Sepertinya aku sudah siap pada sebuah perjumpaan. Berulang kali cermin katakan: Kau cantik. Aku setuju. Itu artinya bahwa aku masih gadis, bukan perjaka.
Aku rasakan anak tangga satu-satu. Menarik napas dalam-dalam sebelum aku keluarkan bersama bahagia. Hati dan pikirku tengah berkompromi, mengatur apa yang hendak bibir perkatakan kelak.
Berjalan di belakang pria tambun buatku mudah temukanmu tanpa kau sadari keberadaanku. Kau tampak kebingungan sebab telah begitu lama tunggumu tanpa hasil. Kuputuskan untuk akhiri pencarianmu.
“Mencariku?”
“Tidak lagi.”
Tawa terlepas. Itulah yang pertama kita lakukan.

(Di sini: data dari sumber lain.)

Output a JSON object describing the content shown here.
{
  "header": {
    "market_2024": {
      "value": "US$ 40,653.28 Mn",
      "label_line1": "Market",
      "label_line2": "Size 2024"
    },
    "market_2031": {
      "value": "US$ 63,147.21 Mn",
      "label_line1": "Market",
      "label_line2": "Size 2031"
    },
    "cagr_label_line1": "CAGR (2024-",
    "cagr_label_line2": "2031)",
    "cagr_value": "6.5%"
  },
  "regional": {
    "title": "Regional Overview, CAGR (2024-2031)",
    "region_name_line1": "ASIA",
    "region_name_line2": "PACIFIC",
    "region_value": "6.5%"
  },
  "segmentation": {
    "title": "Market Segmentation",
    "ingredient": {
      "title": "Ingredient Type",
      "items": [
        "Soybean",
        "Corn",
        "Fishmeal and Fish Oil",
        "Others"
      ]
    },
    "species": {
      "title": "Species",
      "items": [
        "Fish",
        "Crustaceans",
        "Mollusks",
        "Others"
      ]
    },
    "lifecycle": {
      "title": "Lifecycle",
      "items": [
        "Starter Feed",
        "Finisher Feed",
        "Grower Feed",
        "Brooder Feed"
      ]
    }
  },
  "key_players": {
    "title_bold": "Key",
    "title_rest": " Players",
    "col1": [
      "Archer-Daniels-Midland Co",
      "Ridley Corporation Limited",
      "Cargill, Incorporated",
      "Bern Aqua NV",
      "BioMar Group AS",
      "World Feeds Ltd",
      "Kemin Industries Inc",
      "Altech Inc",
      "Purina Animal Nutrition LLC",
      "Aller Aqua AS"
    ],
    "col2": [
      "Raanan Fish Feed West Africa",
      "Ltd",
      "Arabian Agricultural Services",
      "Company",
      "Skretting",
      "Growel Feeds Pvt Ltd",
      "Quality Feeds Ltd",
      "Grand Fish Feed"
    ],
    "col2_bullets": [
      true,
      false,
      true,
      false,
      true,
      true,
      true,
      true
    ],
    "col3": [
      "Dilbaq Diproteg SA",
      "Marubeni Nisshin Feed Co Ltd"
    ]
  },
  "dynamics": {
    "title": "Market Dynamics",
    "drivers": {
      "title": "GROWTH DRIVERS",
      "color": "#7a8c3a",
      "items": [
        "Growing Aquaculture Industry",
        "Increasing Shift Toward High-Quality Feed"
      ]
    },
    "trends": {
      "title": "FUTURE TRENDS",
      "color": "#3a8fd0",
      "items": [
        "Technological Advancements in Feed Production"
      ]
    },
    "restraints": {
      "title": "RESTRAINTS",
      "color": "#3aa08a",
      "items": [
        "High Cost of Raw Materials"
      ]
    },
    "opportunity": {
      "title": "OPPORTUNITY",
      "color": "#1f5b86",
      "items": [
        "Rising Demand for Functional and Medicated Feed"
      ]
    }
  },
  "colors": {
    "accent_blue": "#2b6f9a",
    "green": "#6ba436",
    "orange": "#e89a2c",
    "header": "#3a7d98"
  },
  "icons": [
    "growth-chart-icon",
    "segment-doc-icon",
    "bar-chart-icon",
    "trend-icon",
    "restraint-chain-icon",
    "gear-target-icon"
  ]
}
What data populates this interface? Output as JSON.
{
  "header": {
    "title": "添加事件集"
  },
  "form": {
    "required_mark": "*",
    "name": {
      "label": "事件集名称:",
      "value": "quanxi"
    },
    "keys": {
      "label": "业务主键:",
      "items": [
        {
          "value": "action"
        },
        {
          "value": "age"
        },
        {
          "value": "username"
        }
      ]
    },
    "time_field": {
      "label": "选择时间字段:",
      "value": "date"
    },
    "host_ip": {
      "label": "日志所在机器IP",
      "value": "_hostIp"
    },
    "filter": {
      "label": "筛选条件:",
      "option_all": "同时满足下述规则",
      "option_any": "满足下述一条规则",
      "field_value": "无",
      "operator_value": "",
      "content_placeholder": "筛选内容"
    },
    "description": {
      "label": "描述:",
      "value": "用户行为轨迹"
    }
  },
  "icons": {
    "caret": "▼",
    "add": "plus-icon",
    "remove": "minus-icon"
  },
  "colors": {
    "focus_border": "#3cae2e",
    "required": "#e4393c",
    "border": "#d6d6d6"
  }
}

Sesekali kucuri senyummu lalu buru-buru menyimpannya dalam kotak kenang. Aku akan membukanya kala rindu todongkan rasa tuk bertemu. Kita lebih banyak terdiam untuk saling menyerap raut muka sebelum putuskan saling dekap.
“Sekarang malam minggu bukan? Kemana kau ingin habiskan waktumu denganku?”
“Kedatanganku ke tempat ini bukan untuk bicarakan kemana akan kita cari bahagia. Sebab, bisa berada di sampingmu adalah bahagia yang mahal.”
“Habiskan saja waktu kita dalam peluk malam ini.”
Kita telah menjadi paham bukan? Sebuah perjumpaan yang sangat sayang bila dipergunakan untuk hal yang percuma. Lebih baik kita pelajari apa arti cinta yang sesungguhnya dari pada beku dalam kata.